Radical is a platform connecting data, medicine and people -- through machine learning, and usable, performant products. Software has never been the strong suit of the medical industry -- and we are changing that. We believe that the same sophistication and performance that powers our daily needs through millions of consumer applications -- be it your grocery, your food delivery or your movie tickets -- when applied to healthcare, has a massive potential to transform the industry, and positively impact lives of patients and doctors. Radical works with some of the largest hospitals and public health programmes in India, and has a growing footprint both inside the country and abroad.
As a DevOps Engineer at Radical, you will:
Work closely with all stakeholders in the healthcare ecosystem - patients, doctors, paramedics and administrators - to conceptualise and bring to life the ideal set of products that add value to their time
Work alongside Software Developers and ML Engineers to solve problems and assist in architecture design
Work on systems which have an extraordinary emphasis on capturing data that can help build better workflows, algorithms and tools
Work on high performance systems that deal with several million transactions, multi-modal data and large datasets, with a close attention to detail
We’re looking for someone who has:
Familiarity and experience with writing working, well-documented and well-tested scripts, Dockerfiles, Puppet/Ansible/Chef/Terraform scripts.
Proficiency with scripting languages like Python and Bash.
Knowledge of systems deployment and maintainence, including setting up CI/CD and working alongside Software Developers, monitoring logs, dashboards, etc.

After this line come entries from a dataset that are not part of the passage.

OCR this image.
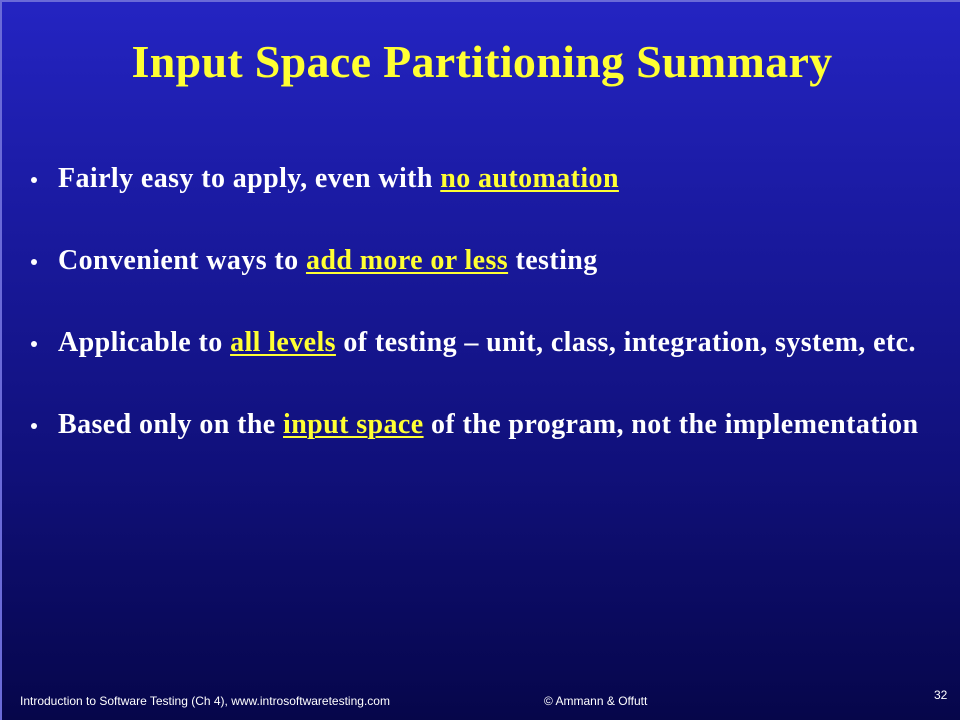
Input Space Partitioning Summary
Fairly easy to apply, even with no automation
Convenient ways to add more or less testing
Applicable to all levels of testing – unit, class, integration, system, etc.
Based only on the input space of the program, not the implementation
Introduction to Software Testing (Ch 4), www.introsoftwaretesting.com	© Ammann & Offutt	32
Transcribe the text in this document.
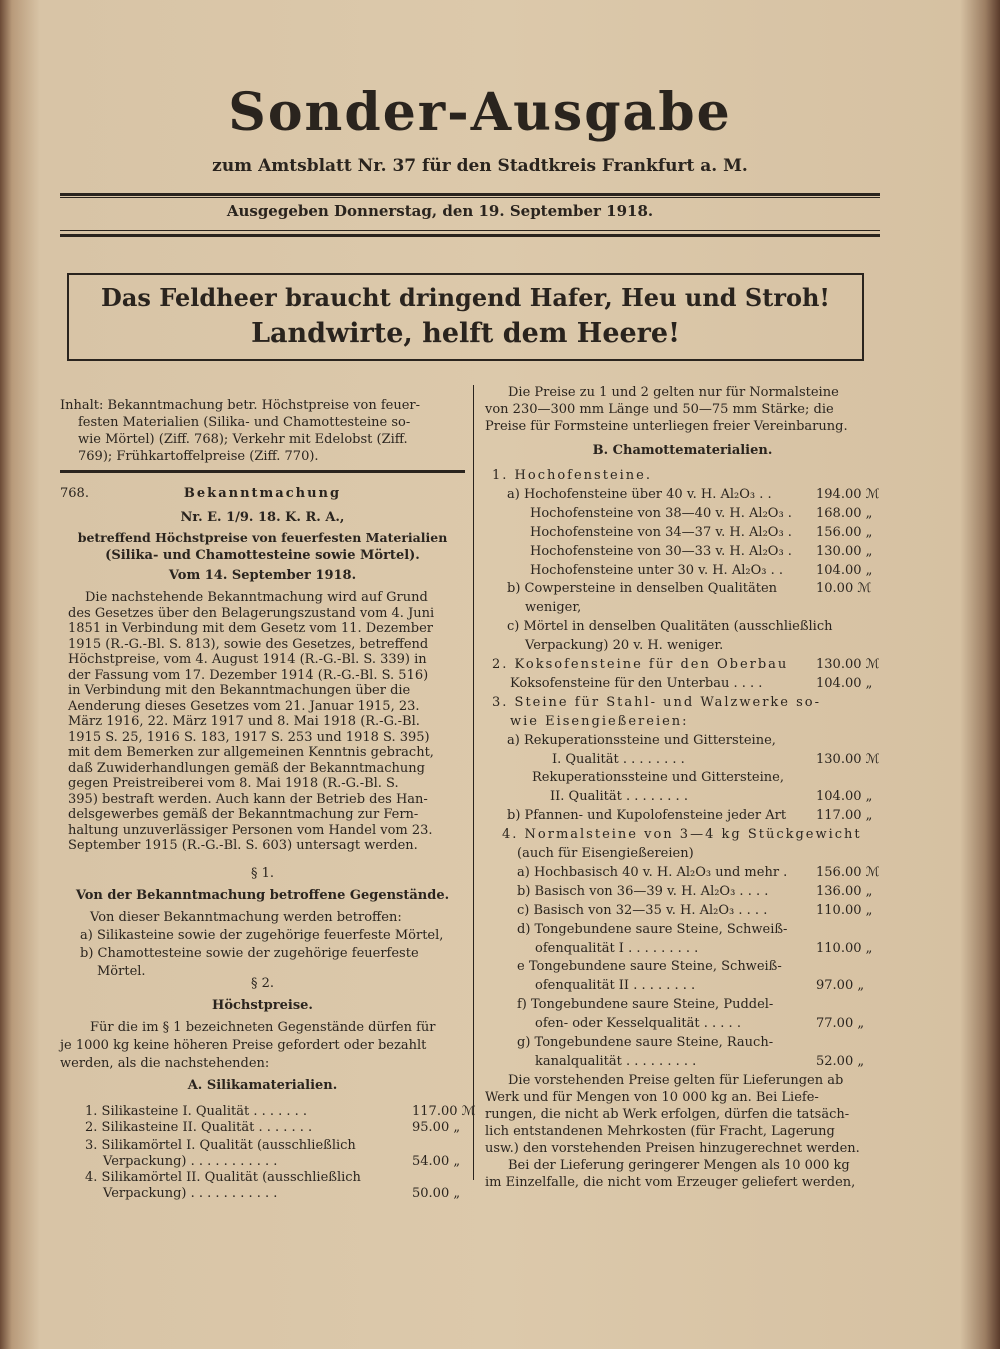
Sonder-Ausgabe
zum Amtsblatt Nr. 37 für den Stadtkreis Frankfurt a. M.
Ausgegeben Donnerstag, den 19. September 1918.
Das Feldheer braucht dringend Hafer, Heu und Stroh!
Landwirte, helft dem Heere!
Inhalt: Bekanntmachung betr. Höchstpreise von feuer-
festen Materialien (Silika- und Chamottesteine so-
wie Mörtel) (Ziff. 768); Verkehr mit Edelobst (Ziff.
769); Frühkartoffelpreise (Ziff. 770).
768.	Bekanntmachung
Nr. E. 1/9. 18. K. R. A.,
betreffend Höchstpreise von feuerfesten Materialien
(Silika- und Chamottesteine sowie Mörtel).
Vom 14. September 1918.
Die nachstehende Bekanntmachung wird auf Grund
des Gesetzes über den Belagerungszustand vom 4. Juni
1851 in Verbindung mit dem Gesetz vom 11. Dezember
1915 (R.-G.-Bl. S. 813), sowie des Gesetzes, betreffend
Höchstpreise, vom 4. August 1914 (R.-G.-Bl. S. 339) in
der Fassung vom 17. Dezember 1914 (R.-G.-Bl. S. 516)
in Verbindung mit den Bekanntmachungen über die
Aenderung dieses Gesetzes vom 21. Januar 1915, 23.
März 1916, 22. März 1917 und 8. Mai 1918 (R.-G.-Bl.
1915 S. 25, 1916 S. 183, 1917 S. 253 und 1918 S. 395)
mit dem Bemerken zur allgemeinen Kenntnis gebracht,
daß Zuwiderhandlungen gemäß der Bekanntmachung
gegen Preistreiberei vom 8. Mai 1918 (R.-G.-Bl. S.
395) bestraft werden. Auch kann der Betrieb des Han-
delsgewerbes gemäß der Bekanntmachung zur Fern-
haltung unzuverlässiger Personen vom Handel vom 23.
September 1915 (R.-G.-Bl. S. 603) untersagt werden.
§ 1.
Von der Bekanntmachung betroffene Gegenstände.
Von dieser Bekanntmachung werden betroffen:
a) Silikasteine sowie der zugehörige feuerfeste Mörtel,
b) Chamottesteine sowie der zugehörige feuerfeste
Mörtel.
§ 2.
Höchstpreise.
Für die im § 1 bezeichneten Gegenstände dürfen für
je 1000 kg keine höheren Preise gefordert oder bezahlt
werden, als die nachstehenden:
A. Silikamaterialien.
1. Silikasteine I. Qualität . . . . . . .	117.00 ℳ
2. Silikasteine II. Qualität . . . . . . .	95.00 „
3. Silikamörtel I. Qualität (ausschließlich
Verpackung) . . . . . . . . . . .	54.00 „
4. Silikamörtel II. Qualität (ausschließlich
Verpackung) . . . . . . . . . . .	50.00 „
Die Preise zu 1 und 2 gelten nur für Normalsteine
von 230—300 mm Länge und 50—75 mm Stärke; die
Preise für Formsteine unterliegen freier Vereinbarung.
B. Chamottematerialien.
1. Hochofensteine.
a) Hochofensteine über 40 v. H. Al₂O₃ . .	194.00 ℳ
Hochofensteine von 38—40 v. H. Al₂O₃ . 168.00 „
Hochofensteine von 34—37 v. H. Al₂O₃ . 156.00 „
Hochofensteine von 30—33 v. H. Al₂O₃ . 130.00 „
Hochofensteine unter 30 v. H. Al₂O₃ . .	104.00 „
b) Cowpersteine in denselben Qualitäten	10.00 ℳ
weniger,
c) Mörtel in denselben Qualitäten (ausschließlich
Verpackung) 20 v. H. weniger.
2. Koksofensteine für den Oberbau 130.00 ℳ
Koksofensteine für den Unterbau . . . .	104.00 „
3. Steine für Stahl- und Walzwerke so-
wie Eisengießereien:
a) Rekuperationssteine und Gittersteine,
I. Qualität . . . . . . . .	130.00 ℳ
Rekuperationssteine und Gittersteine,
II. Qualität . . . . . . . .	104.00 „
b) Pfannen- und Kupolofensteine jeder Art 117.00 „
4. Normalsteine von 3—4 kg Stückgewicht
(auch für Eisengießereien)
a) Hochbasisch 40 v. H. Al₂O₃ und mehr . 156.00 ℳ
b) Basisch von 36—39 v. H. Al₂O₃ . . . .	136.00 „
c) Basisch von 32—35 v. H. Al₂O₃ . . . .	110.00 „
d) Tongebundene saure Steine, Schweiß-
ofenqualität I . . . . . . . . .	110.00 „
e Tongebundene saure Steine, Schweiß-
ofenqualität II . . . . . . . .	97.00 „
f) Tongebundene saure Steine, Puddel-
ofen- oder Kesselqualität . . . . .	77.00 „
g) Tongebundene saure Steine, Rauch-
kanalqualität . . . . . . . . .	52.00 „
Die vorstehenden Preise gelten für Lieferungen ab
Werk und für Mengen von 10 000 kg an. Bei Liefe-
rungen, die nicht ab Werk erfolgen, dürfen die tatsäch-
lich entstandenen Mehrkosten (für Fracht, Lagerung
usw.) den vorstehenden Preisen hinzugerechnet werden.
Bei der Lieferung geringerer Mengen als 10 000 kg
im Einzelfalle, die nicht vom Erzeuger geliefert werden,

Experience integrating with a wide variety of external tools and services
Experience navigating AWS and leveraging appropriate services and technologies rather than DIY solutions (such as hosting an application directly on EC2 vs containerisation, or an Elastic Beanstalk)
It’s not essential, but great if you have:
An established track record of deploying and maintaining systems.
Experience with microservices and decomposition of monolithic architectures
Proficiency in automated tests.
Proficiency with the linux ecosystem
Experience in deploying systems to production on cloud platforms such as AWS
The position is open now, and we are onboarding immediately.
Please write to us with an updated resume, and one thing you would like us to see as part of your application. This one thing can be anything that you think makes you stand apart among candidates.
Radical is based out of Delhi NCR, India, and we look forward to working with you!
We're looking for people who may not know all the answers, but are obsessive about finding them, and take pride in the code that they write. We are more interested in the ability to learn fast, think rigorously and for people who aren’t afraid to challenge assumptions, and take large bets -- only to work hard and prove themselves correct. You're encouraged to apply even if your experience doesn't precisely match the job description. Join us.